Drift boats are, by far, the most maneuverable and spacious water craft the fly fisherman can use to ply the waters while river fishing. They were designed originally for the sole purpose of fly fishing, with the capability of carrying a great deal of cargo and a full complement of anglers. Perhaps their greatest attribute is their ability to allow the angler to easily stand while fishing, which is a great help in fly casting.

A major point to consider is that a drift boat is most advantageous when manned by at least two fishermen. Generally one, or more, of these fishermen will be casting continuously while the another controls the oars and pilots the boat, while tossing casts as long as he can safely and comfortably do so while maneuvering the boat. Although it is possible for the solo fisherman to use a drift boat, doing so requires the fisherman to anchor the boat and then fish from a stationary position, which defeats the greatest advantage of the vessel - its maneuverability.

The first rule in rowing the drift boat, assuming two fishermen are aboard, is to attempt to keep the boat on a parallel course with the river bank. This helps the two fishermen to place their casts along the riverbanks without fear of crossing lines with each other.  A good oarsman can hold the boat stationary or even back it upstream to permit the fisherman to refloat the dry fly over an enticing eddy. Another is to never let go of the oars unless it is absolutely safe to do so. Swift rivers have a tendency to grab the blade of the oar and either break the oar or bend the oarlock, both of which are disastrous situations in a whitewater river.

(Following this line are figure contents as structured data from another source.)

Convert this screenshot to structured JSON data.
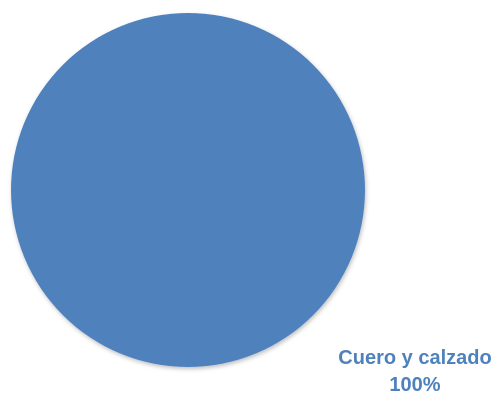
{
  "chart_data": {
    "type": "pie",
    "categories": [
      "Cuero y calzado"
    ],
    "values": [
      100
    ],
    "data_labels": [
      {
        "category": "Cuero y calzado",
        "value": "100%"
      }
    ],
    "colors": [
      "#4f81bd"
    ],
    "label_color": "#4f81bd",
    "legend": "none"
  }
}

Drift boats do require a different approach to oar handling in swift water than is typical of conventional row boats. The design of the drift boat with its high bow section, v-shaped hull, and blunted stern is optimized for downriver travel. The oars are used to position the stern of the boat to determine the course downstream. Pulling the oars slows the boat against the current. Steering, or obstacle avoidance, requires pulling the oars to move the stern at an angle (about 45 degrees) to the stream flow, then straightening out to proceed downstream.

A drift boat, with an adept oarsman, is perhaps the best boat an angler can have for fly fishing the swift rivers where native trout abound.